Detroit — If Sam Gagner were to recommend a younger hockey player one NHL player to watch, Gagner picks an interesting choice.
Tyler Bertuzzi, not exactly a player many would think. But given Gagner’s reasons, you realize why, and it has merit.
“He’s all over the puck, he hounds it, and when he gets it, he keeps it,” Gagner said. “We were talking about it the other night. He’s one of those guys that pucks follow him around. You think he loses it and he gets it back, and he strips a guy, and he takes it through somebody.
“He’s just a great hockey player, that’s what it comes down to.”
When a person analyzes this particular Red Wings season, the impact Bertuzzi has had thus far certainly stands out.
Given last season he was limited to only nine games before he needed back surgery, and the uncertainty of any athlete returning from that kind of procedure, it was fair to wonder how much impact Bertuzzi would have.
But in Bertuzzi’s case, with 19 goals and 17 assists (36 points) this season, in only 34 games — as an unvaccinated player, Bertuzzi has been unable to play games in Canada and he’s also missed four games while in COVID protocol — Bertuzzi is on track to surpass his previous career highs of 21 goals, 27 assists and 48 points.

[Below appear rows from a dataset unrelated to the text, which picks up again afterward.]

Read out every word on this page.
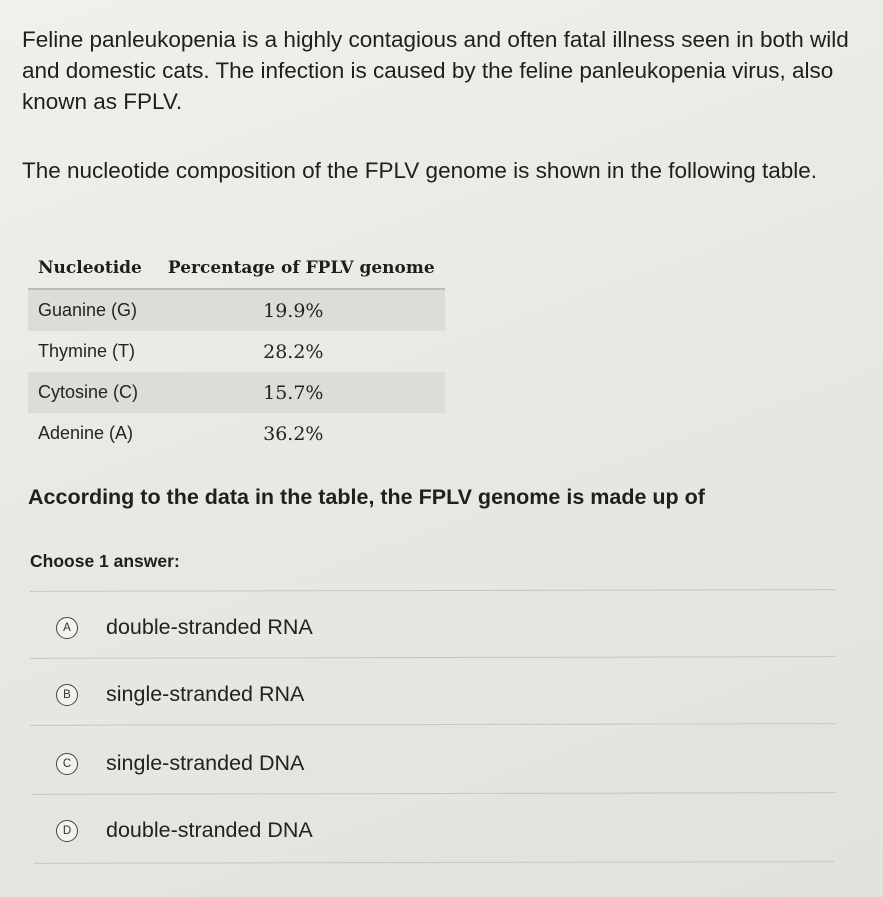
Feline panleukopenia is a highly contagious and often fatal illness seen in both wild and domestic cats. The infection is caused by the feline panleukopenia virus, also known as FPLV.

The nucleotide composition of the FPLV genome is shown in the following table.

Nucleotide	Percentage of FPLV genome
Guanine (G)	19.9%
Thymine (T)	28.2%
Cytosine (C)	15.7%
Adenine (A)	36.2%

According to the data in the table, the FPLV genome is made up of

Choose 1 answer:

A	double-stranded RNA
B	single-stranded RNA
C	single-stranded DNA
D	double-stranded DNA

“He’s come back without any fear, which is important coming back from any surgery,” coach Jeff Blashill said. “He’s been hard on the puck, his practice habits have been real good. It’s just a maturation level. He’s always cared a lot, but he’s gotten better at his attention to detail every day in practice, and that’s carried over to his consistency in his game.
“You never know when someone has back surgery. Even if you’re young, if you’re an athlete or not, it’s a hard thing to do. With that said, he’s come back great.”
Many of the NHL stars of today are known for their elite skating, or shooting, or puck-handling abilities. But a player like Bertuzzi doesn’t stand out, necessarily, in any of those areas, and relies more on his instincts and grit.
For that, Gagner feels Bertuzzi might be one of the underrated players in the NHL.
“He’s just a guy who has great hockey sense and knows where to be on the ice,” Gagner said. “He wins tons of battles. He’s the type of guy that come playoff time, he’d be a great player.
“You certainly gain a deeper appreciation for his game when you’re on his team and you see what he’s able to do night in and night out. He’s been a big part of our group and it’s good to see him come back from the injuries last year and have the year he’s having.”
When Blashill needed to balance the Wings’ scoring lines beyond the top line of Bertuzzi, Dylan Larkin and Lucas Raymond, it was Bertuzzi who Blashill felt could help ignite a line with Pius Suter and Robby Fabbri.
Bertuzzi, Suter and Fabbri were teammates, and an occasional line, with Guelph when they played junior hockey together. That was almost a decade ago, many years have passed, but regardless, the line has been effective in the last 10 days since Blashill attempted the experiment.
All the while, Larkin, Raymond and Vladislav Namestnikov have been effective as well, giving the Wings needed balance, and potential scoring from two lines.
“It’s critical to have balance,” Blashill said. “You look at it and you feel like you have two real dangerous offensive lines. You’re not going to win in this league with one line, it’s just the reality of it. You got to have multiple lines that can impact most nights.
“Certainly, we’re given that with Bert on that line. It allows for two lines that could be real good scoring lines.
“It’s been good. I don’t think it’s taken away from either group’s offense. They both have been able to produce offense. It balances out for sure, I like it.”
Larkin isn’t surprised by Bertuzzi’s effectiveness this season, and in particular, Bertuzzi’s ability to create plays.
“He has more confidence, and he’s skilled,” Larkin said. “He has great hands, great hand eye coordination. He’s making plays, good plays.”
Defensemen Gustav Lindstrom (undisclosed injury) and Nick Leddy (maintenance day) didn’t practice Monday. Blashill said Lindstrom is considered day-to-day, while Leddy is expected to return to the ice Tuesday.
… Goaltender Thomas Greiss (COVID protocol) could be back on the ice later this week, but that doesn’t mean the Wings will put him in the net this weekend. Not having been on the ice for the last 10 days and facing shots, it’s simply different for a goaltender returning than it is a skater.
“It’s take longer for us to feel comfortable to put him in those (game) situations,” Blashill said. “You can’t hide him on the fourth line, or third (defensive) pairing, or let him feel into the game. Either you’re ready to go in net, or not.”